Speaker 2:Yeah, i am Sabrina Mangas. You said I'm an intuitive eating coach and I help chronic dieters heal their relationship with food, improve their body image and break free from yo-yo dieting, binge eating, emotional eating, through an intuitive eating approach by learning how to eat without guilt, without obsession and without constant fear of losing control.
Speaker 1:Yeah, I love that. In my past I definitely struggled with not binge eating so much as restricting and then just like yo-yo dieting, and so I know that there are so many women who have felt that way, and just really being able to change that perspective and move into more of a nourishment way of life has truly been the biggest game changer for me with my health.

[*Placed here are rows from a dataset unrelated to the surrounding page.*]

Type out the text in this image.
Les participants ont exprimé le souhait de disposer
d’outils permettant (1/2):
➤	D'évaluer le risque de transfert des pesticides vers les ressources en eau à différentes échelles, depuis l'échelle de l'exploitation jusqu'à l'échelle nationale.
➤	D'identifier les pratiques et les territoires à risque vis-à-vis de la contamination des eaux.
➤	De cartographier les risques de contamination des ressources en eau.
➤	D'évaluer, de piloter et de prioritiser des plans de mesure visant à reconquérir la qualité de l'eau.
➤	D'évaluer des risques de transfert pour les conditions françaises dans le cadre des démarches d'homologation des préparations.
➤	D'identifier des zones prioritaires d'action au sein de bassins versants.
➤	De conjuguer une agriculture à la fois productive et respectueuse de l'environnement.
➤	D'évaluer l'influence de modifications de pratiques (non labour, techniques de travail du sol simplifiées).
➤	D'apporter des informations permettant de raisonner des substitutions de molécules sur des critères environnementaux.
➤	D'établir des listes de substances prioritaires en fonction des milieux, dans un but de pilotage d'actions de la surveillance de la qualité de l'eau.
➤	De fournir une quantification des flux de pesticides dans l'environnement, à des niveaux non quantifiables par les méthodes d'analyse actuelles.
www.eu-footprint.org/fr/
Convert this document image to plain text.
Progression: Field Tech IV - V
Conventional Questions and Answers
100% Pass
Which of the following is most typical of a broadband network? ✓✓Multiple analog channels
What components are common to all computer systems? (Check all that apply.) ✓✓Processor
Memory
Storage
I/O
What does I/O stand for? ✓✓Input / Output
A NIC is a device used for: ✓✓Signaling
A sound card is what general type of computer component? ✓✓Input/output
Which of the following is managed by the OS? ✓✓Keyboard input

I'm super excited to just dive into that more today. I would love for you to share what you see a lot of the time with the effects, essentially, of this yo-yo dieting, or even just really what we wanted to talk about as an obsession with healthy eating and how do you know if you're actually healthy or if it's gone too far.
Speaker 2:essentially, Yeah, and to answer that, I think it would be helpful to say how I came about doing this work, which was obviously my own history, with an unhealthy obsession with being healthy. So when I was in my late teens and early 20s, i was on that yo-yo dieting of trying keto and paleo and vegan and intermittent fasting, all in the hopes of losing weight under the disguise of trying to be healthy, and I eventually developed an eating disorder called orthorexia, which is an unhealthy obsession with being healthy. And what I didn't know at the time was that this was not normal and it was disordered. Because we live in a society, in a culture, where these abnormal and disordered eating behaviors, like tracking every calorie, or like feeling the need to burn off or to earn our food, or thinking about food and our bodies 24 seven these behaviors and these mindsets are normalized and you talk to anyone and you have a conversation with your friends and family and all conversations revolve around someone's newest diet and how they're eating and their exercise routine and their weight.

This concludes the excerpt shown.